Let's be honest, Absolute Beginners wasn't exactly embraced upon release. Critics were often baffled, even hostile (it currently sits at a chilly 35% on Rotten Tomatoes), and audiences didn't flock to it. Its staggering budget and subsequent box office failure (making only around $1.8 million in the US) famously contributed to the financial woes, and near collapse, of Goldcrest Films, who had previously given us hits like Chariots of Fire (1981) and Gandhi (1982). The film became shorthand for ambitious folly.
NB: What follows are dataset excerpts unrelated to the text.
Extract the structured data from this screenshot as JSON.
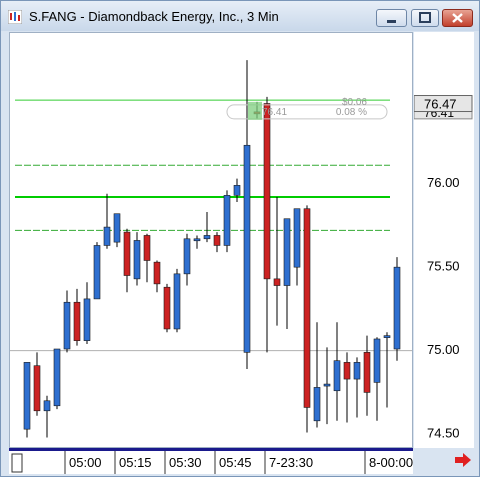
{
  "window": {
    "title": "S.FANG - Diamondback Energy, Inc., 3 Min"
  },
  "chart_data": {
    "type": "candlestick",
    "symbol": "S.FANG",
    "timeframe": "3 Min",
    "ylim": [
      74.4,
      76.85
    ],
    "y_ticks": [
      "76.00",
      "75.50",
      "75.00",
      "74.50"
    ],
    "y_tick_values": [
      76.0,
      75.5,
      75.0,
      74.5
    ],
    "x_ticks": [
      "05:00",
      "05:15",
      "05:30",
      "05:45",
      "7-23:30",
      "8-00:00"
    ],
    "x_tick_index": [
      3,
      8,
      13,
      18,
      23,
      33
    ],
    "price_label": "76.47",
    "price_label_value": 76.47,
    "sub_label": "76.41",
    "sub_label_value": 76.42,
    "order_tag": {
      "price": "76.41",
      "change": "$0.06",
      "percent": "0.08 %"
    },
    "horizontal_lines": [
      {
        "price": 76.49,
        "style": "solid",
        "color": "#33cc33"
      },
      {
        "price": 76.1,
        "style": "dashed",
        "color": "#33aa33"
      },
      {
        "price": 75.91,
        "style": "solid",
        "color": "#00cc00"
      },
      {
        "price": 75.71,
        "style": "dashed",
        "color": "#33aa33"
      },
      {
        "price": 74.99,
        "style": "solid",
        "color": "#b0b0b0"
      }
    ],
    "colors": {
      "up": "#2e6fd0",
      "down": "#cc2222",
      "wick": "#000000"
    },
    "candles": [
      {
        "o": 74.52,
        "h": 74.92,
        "l": 74.47,
        "c": 74.92
      },
      {
        "o": 74.9,
        "h": 74.98,
        "l": 74.6,
        "c": 74.63
      },
      {
        "o": 74.63,
        "h": 74.72,
        "l": 74.47,
        "c": 74.69
      },
      {
        "o": 74.66,
        "h": 75.0,
        "l": 74.64,
        "c": 75.0
      },
      {
        "o": 75.0,
        "h": 75.35,
        "l": 74.98,
        "c": 75.28
      },
      {
        "o": 75.28,
        "h": 75.36,
        "l": 75.02,
        "c": 75.05
      },
      {
        "o": 75.05,
        "h": 75.4,
        "l": 75.03,
        "c": 75.3
      },
      {
        "o": 75.3,
        "h": 75.64,
        "l": 75.3,
        "c": 75.62
      },
      {
        "o": 75.62,
        "h": 75.93,
        "l": 75.6,
        "c": 75.73
      },
      {
        "o": 75.64,
        "h": 75.81,
        "l": 75.61,
        "c": 75.81
      },
      {
        "o": 75.7,
        "h": 75.72,
        "l": 75.34,
        "c": 75.44
      },
      {
        "o": 75.42,
        "h": 75.7,
        "l": 75.38,
        "c": 75.65
      },
      {
        "o": 75.68,
        "h": 75.69,
        "l": 75.4,
        "c": 75.53
      },
      {
        "o": 75.52,
        "h": 75.53,
        "l": 75.34,
        "c": 75.39
      },
      {
        "o": 75.37,
        "h": 75.39,
        "l": 75.1,
        "c": 75.12
      },
      {
        "o": 75.12,
        "h": 75.48,
        "l": 75.1,
        "c": 75.45
      },
      {
        "o": 75.45,
        "h": 75.69,
        "l": 75.38,
        "c": 75.66
      },
      {
        "o": 75.65,
        "h": 75.68,
        "l": 75.6,
        "c": 75.66
      },
      {
        "o": 75.66,
        "h": 75.82,
        "l": 75.64,
        "c": 75.68
      },
      {
        "o": 75.68,
        "h": 75.7,
        "l": 75.58,
        "c": 75.62
      },
      {
        "o": 75.62,
        "h": 75.95,
        "l": 75.58,
        "c": 75.92
      },
      {
        "o": 75.92,
        "h": 76.02,
        "l": 75.88,
        "c": 75.98
      },
      {
        "o": 74.98,
        "h": 76.73,
        "l": 74.88,
        "c": 76.22
      },
      {
        "o": 76.42,
        "h": 76.48,
        "l": 76.38,
        "c": 76.41
      },
      {
        "o": 76.47,
        "h": 76.51,
        "l": 74.98,
        "c": 75.42
      },
      {
        "o": 75.42,
        "h": 75.91,
        "l": 75.14,
        "c": 75.38
      },
      {
        "o": 75.38,
        "h": 75.72,
        "l": 75.12,
        "c": 75.78
      },
      {
        "o": 75.49,
        "h": 75.84,
        "l": 75.38,
        "c": 75.84
      },
      {
        "o": 75.84,
        "h": 75.86,
        "l": 74.5,
        "c": 74.65
      },
      {
        "o": 74.57,
        "h": 75.16,
        "l": 74.53,
        "c": 74.77
      },
      {
        "o": 74.78,
        "h": 75.01,
        "l": 74.55,
        "c": 74.79
      },
      {
        "o": 74.75,
        "h": 75.16,
        "l": 74.57,
        "c": 74.93
      },
      {
        "o": 74.92,
        "h": 74.98,
        "l": 74.56,
        "c": 74.82
      },
      {
        "o": 74.82,
        "h": 74.95,
        "l": 74.59,
        "c": 74.92
      },
      {
        "o": 74.98,
        "h": 75.08,
        "l": 74.6,
        "c": 74.74
      },
      {
        "o": 74.8,
        "h": 75.07,
        "l": 74.57,
        "c": 75.06
      },
      {
        "o": 75.07,
        "h": 75.1,
        "l": 74.65,
        "c": 75.08
      },
      {
        "o": 75.0,
        "h": 75.55,
        "l": 74.93,
        "c": 75.49
      }
    ]
  }
}
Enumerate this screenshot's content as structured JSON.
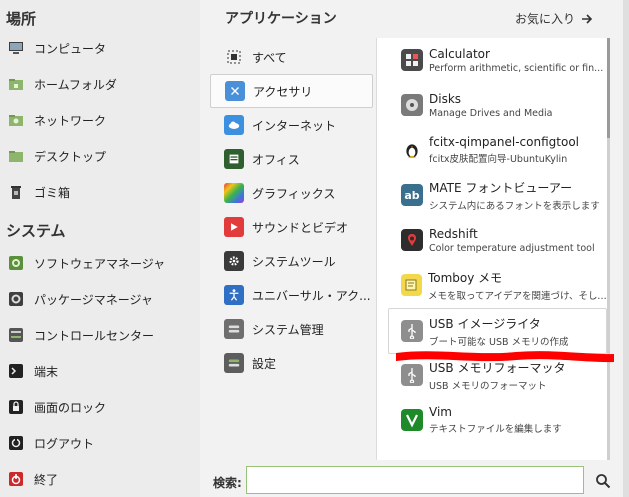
{
  "left": {
    "places_title": "場所",
    "places": [
      {
        "label": "コンピュータ",
        "icon": "computer-icon"
      },
      {
        "label": "ホームフォルダ",
        "icon": "home-folder-icon"
      },
      {
        "label": "ネットワーク",
        "icon": "network-folder-icon"
      },
      {
        "label": "デスクトップ",
        "icon": "desktop-folder-icon"
      },
      {
        "label": "ゴミ箱",
        "icon": "trash-icon"
      }
    ],
    "system_title": "システム",
    "system": [
      {
        "label": "ソフトウェアマネージャ",
        "icon": "software-manager-icon"
      },
      {
        "label": "パッケージマネージャ",
        "icon": "package-manager-icon"
      },
      {
        "label": "コントロールセンター",
        "icon": "control-center-icon"
      },
      {
        "label": "端末",
        "icon": "terminal-icon"
      },
      {
        "label": "画面のロック",
        "icon": "lock-icon"
      },
      {
        "label": "ログアウト",
        "icon": "logout-icon"
      },
      {
        "label": "終了",
        "icon": "power-icon"
      }
    ]
  },
  "header": {
    "title": "アプリケーション",
    "favorites": "お気に入り"
  },
  "categories": [
    {
      "label": "すべて",
      "icon": "all-grid-icon"
    },
    {
      "label": "アクセサリ",
      "icon": "accessories-icon"
    },
    {
      "label": "インターネット",
      "icon": "internet-cloud-icon"
    },
    {
      "label": "オフィス",
      "icon": "office-icon"
    },
    {
      "label": "グラフィックス",
      "icon": "graphics-icon"
    },
    {
      "label": "サウンドとビデオ",
      "icon": "sound-video-icon"
    },
    {
      "label": "システムツール",
      "icon": "system-tools-icon"
    },
    {
      "label": "ユニバーサル・アク...",
      "icon": "universal-access-icon"
    },
    {
      "label": "システム管理",
      "icon": "administration-icon"
    },
    {
      "label": "設定",
      "icon": "preferences-icon"
    }
  ],
  "apps": [
    {
      "name": "Calculator",
      "desc": "Perform arithmetic, scientific or fin...",
      "icon": "calculator-icon",
      "color": "#4a4a4a"
    },
    {
      "name": "Disks",
      "desc": "Manage Drives and Media",
      "icon": "disks-icon",
      "color": "#7a7a7a"
    },
    {
      "name": "fcitx-qimpanel-configtool",
      "desc": "fcitx皮肤配置向导-UbuntuKylin",
      "icon": "tux-penguin-icon",
      "color": "#ffffff"
    },
    {
      "name": "MATE フォントビューアー",
      "desc": "システム内にあるフォントを表示します",
      "icon": "font-viewer-icon",
      "color": "#3b6f8e"
    },
    {
      "name": "Redshift",
      "desc": "Color temperature adjustment tool",
      "icon": "redshift-icon",
      "color": "#2d2d2d"
    },
    {
      "name": "Tomboy メモ",
      "desc": "メモを取ってアイデアを関連づけ、そして...",
      "icon": "tomboy-note-icon",
      "color": "#f2d84a"
    },
    {
      "name": "USB イメージライタ",
      "desc": "ブート可能な USB メモリの作成",
      "icon": "usb-icon",
      "color": "#8e8e8e"
    },
    {
      "name": "USB メモリフォーマッタ",
      "desc": "USB メモリのフォーマット",
      "icon": "usb-icon",
      "color": "#8e8e8e"
    },
    {
      "name": "Vim",
      "desc": "テキストファイルを編集します",
      "icon": "vim-icon",
      "color": "#1f8a2a"
    }
  ],
  "search": {
    "label": "検索:",
    "value": ""
  },
  "colors": {
    "accent_green": "#9bc27a",
    "annotation_red": "#ff0000"
  }
}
Yet... watching it now, especially through the warm, fuzzy lens of VHS nostalgia, there's something undeniably captivating about its sheer, unadulterated nerve. Temple threw everything at the screen: intricate long takes, bold production design bordering on the surreal, energetic musical numbers, and a surprisingly sharp (if sometimes overwhelmed) commentary on racism and gentrification lurking beneath the gloss. O'Connell makes for a likable, if slightly blank, lead, while Kensit radiates star quality.
It’s a film that feels utterly handmade, despite its budget – you sense the passion project enthusiasm, even when it stumbles. Some scenes feel disjointed, the tone can veer wildly, and the sheer sensory overload might exhaust some viewers. But isn't that part of its charm now? It’s a relic from a time when a major studio would gamble big on a director's wildly personal, stylised vision for a period musical tackling social issues. Can you imagine something quite like this getting greenlit today?

Absolute Beginners is far from perfect. Its narrative is messy, its ambition sometimes outstrips its execution, and its historical significance is tangled up in its infamous box office failure. However, it's also a visually stunning, musically vibrant, and utterly unique piece of 80s cinema. The sheer audacity of Julien Temple's vision, the unforgettable Bowie contribution, the incredible set design, and its snapshot of mid-80s stylistic excess make it a fascinating watch. It’s a beautiful, sprawling mess, a cult classic that earns its status through sheer, unadulterated, dazzling peculiarity.
For all its flaws, it remains a film that tried to do something daringly different, a neon-soaked time capsule that’s more than just the sum of its troubled parts. It’s a dazzling failure, perhaps, but a dazzling one nonetheless.